Page MenuHomePhabricator

Postgres Replication broken for Puppetdb
Closed, ResolvedPublic

Description

There is an ongoing alert for Postgres replication on puppetdb2003.

On puppetdb2003 I see errors starting from:

2025-01-06 22:56:09 GMT FATAL:  could not receive data from WAL stream: ERROR:  requested WAL segment 000000010000804300000091 has already been removed

On puppetdb1003 I see an errors before (probably a red herring):

2025-01-06 22:33:01.568 GMT [db:puppetdb,sess:677c5153.2527cd,pid:2435021,vtid:46/497365,tid:173777325] ERROR:  duplicate key value violates unique constraint "resource_params_cache_pkey"

But then:

2025-01-06 22:56:06.808 GMT [db:[unknown],sess:6758695a.3b0eab,pid:3870379,vtid:3/0,tid:0] ERROR:  requested WAL segment 000000010000804300000091 has already been removed

Event Timeline

Found some intro material in https://www.crunchydata.com/blog/how-to-recover-when-postgresql-is-missing-a-wal-file (I admit my ignorance about Postgres)

I seems that the only option that we have is to resync postgres on 2003 (that should be the current replica of 1003) and possibly tune the configuration for WAL archiving (IIUC wal files are basically a journal).

After a chat with Alex and Moritz on IRC, this is what came up:

  • If the WAL files are already deleted, there is no other way then resyncing the replica.
  • puppetdb on 1003 reads and writes from the local postgres replica, meanwhile on 2003 it reads from the local replica and writes to the remote replica on 1003.
  • Puppetdb on 2003 needs to be stopped alongside with postgres (since the latter handles the former's read traffic) and it is better to do it with puppet disabled fleetwide (to avoid failures etc.. we don't know how much it will take to resync the replica).
  • There is a cookbook that takes care of initializing a postgres db, basically calling /usr/local/bin/pg-resync-replica behind the scenes.

Proposed procedure:

  • Stop puppet fleetwide
  • Downtime puppetdb2003, stop puppetdb and postgres on it.
  • Run the postgres-init.py cookbook for 2003.
  • Start postgres on 2003 and verify the replication.
  • Start puppetdb, and when it is up and running re-enable puppet fleetwide.

Follow ups:

  • What is the best configuration for the WAL files retention to avoid this in the future?
  • Document what we learned on Wikitech

Icinga downtime and Alertmanager silence (ID=d97110e1-aa38-456a-80cf-1b4661fc7681) set by elukey@cumin1002 for 1:00:00 on 1 host(s) and their services with reason: Resync postgres

puppetdb2003.codfw.wmnet

Mentioned in SAL (#wikimedia-operations) [2025-01-07T13:39:54Z] <elukey> stop puppetdb and postgres on puppetdb2003 - T383114

  • Document what we learned on Wikitech

Please add (or link from there) this to https://wikitech.wikimedia.org/wiki/Puppet#PuppetDB, the Puppet page is currently a bit of a mess with lots of outdated docs mixing Puppet 5 and Puppet 7, but I'm slowly cleaning it up for Puppet 7, so let's ideally keep this as the central page for debugging/introductions to Puppet.

Next step: is there any config that we can add to postgres to avoid this issue in the future?

Next step: is there any config that we can add to postgres to avoid this issue in the future?

Fundamentally in the current setup?
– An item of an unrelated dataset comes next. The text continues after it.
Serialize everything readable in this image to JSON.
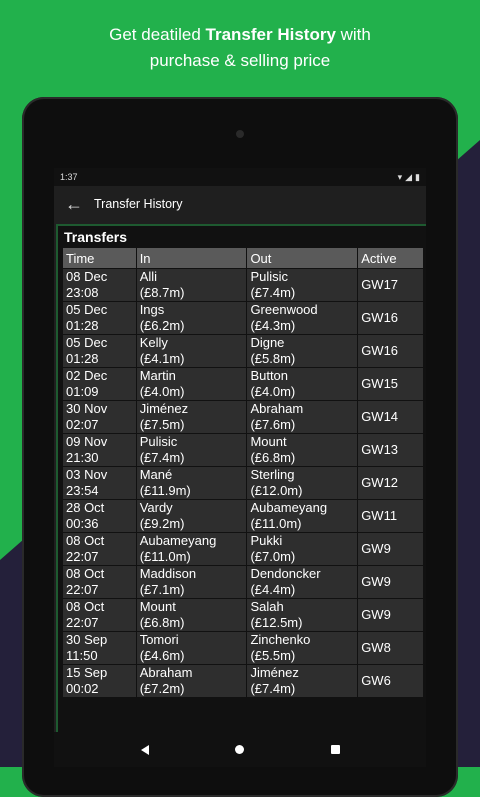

No. It all boils down to a (series of) event(s) that make shipping WALs from the primary to the secondary impossible, thus stalling (and eventually breaking) streaming replication (Logical replication is a different story, one I am not really able to tell).

But what can be tuned is the amount of WALs kept around. The setting differs a little by version, it was called wal_keep_segments in the past and it's now named wal_keep_size, and works a bit differently but it's the same basic idea. A minimum amount of WALs is guaranteed to kept around. By tuning that knob, one can weather through an event that stops streaming replication.

The caveat is that this isn't time based (you can't say "keep X days"), but rather data based (keep X GBs). So it's not possible to indeed guarantee that an X hours long event won't break replication, as an event with a sufficient high data rate will consume any amount of buffer.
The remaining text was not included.